No, the compiler is free to remove it if it can prove it will never be triggered.  eg if the condition is checking a ubyte < 1000.  If the assert in that example is never false, then the enforce is dead code. 

"Daniel Murphy"  wrote in message news:lrct2d$1me8$1@digitalmars.com...

> > Wait, what? I thought the whole point of enforce is that it will *not*
> > be removed by the compiler, no matter what?
>
> No, the compiler is free to remove it if it can prove it will never be triggered.  eg if the condition is checking a ubyte < 1000.  If the assert in that example is never false, then the enforce is dead code.

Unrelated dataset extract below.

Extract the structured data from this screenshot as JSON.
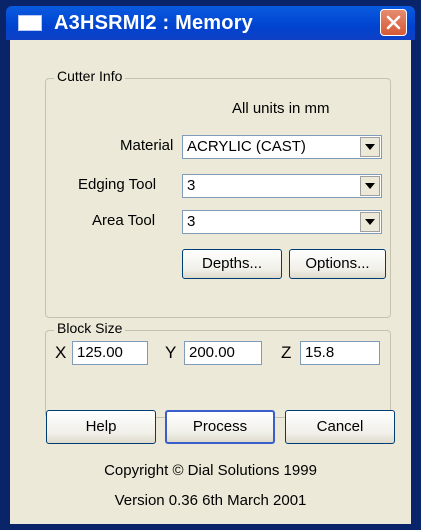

Actually, thinking about this some more...

In this program the enforce can be removed

assert(x < y);
enforce(x < y);

But not in this one:

enforce(x < y);
assert(x < y);

because the compiler does need to take control flow into account when applying the information in the assert.  In this case the assert does not actually give the compiler any new information. 

On Wednesday, 30 July 2014 at 18:23:06 UTC, Daniel Murphy wrote:
> "John Colvin"  wrote in message news:oyzjykmvgzdzkprzujzx@forum.dlang.org...
>
>> > Don't use -release.
>>
>> haha yeah, or that!
>
> debug enforce(...) would also work just fine.  It depends if you're happy with leaving bounds checking enabled, if you want fine-grained control over which checks get enabled, if your code needs to be nothrow, etc
>
> I often write quick scripts that rely on bounds checking and assertions to reject incorrect command line args.  While this is technically an abuse of assert, it doesn't matter because I never use -release on them.

version(assert) {} else static assert("This module needs it's assertions");
version(D_NoBoundsChecks) static assert("This module needs it's bounds checking");

On Thursday, 31 July 2014 at 08:23:44 UTC, Daniel Murphy wrote:
> "Daniel Murphy"  wrote in message news:lrct2d$1me8$1@digitalmars.com...
>
>> > Wait, what? I thought the whole point of enforce is that it will *not*
>> > be removed by the compiler, no matter what?
>>
>> No, the compiler is free to remove it if it can prove it will never be triggered.  eg if the condition is checking a ubyte < 1000.  If the assert in that example is never false, then the enforce is dead code.
>
> Actually, thinking about this some more...
>
> In this program the enforce can be removed
>
> assert(x < y);
> enforce(x < y);
>
> But not in this one:
>
> enforce(x < y);
> assert(x < y);
>
> because the compiler does need to take control flow into account when applying the information in the assert.  In this case the assert does not actually give the compiler any new information.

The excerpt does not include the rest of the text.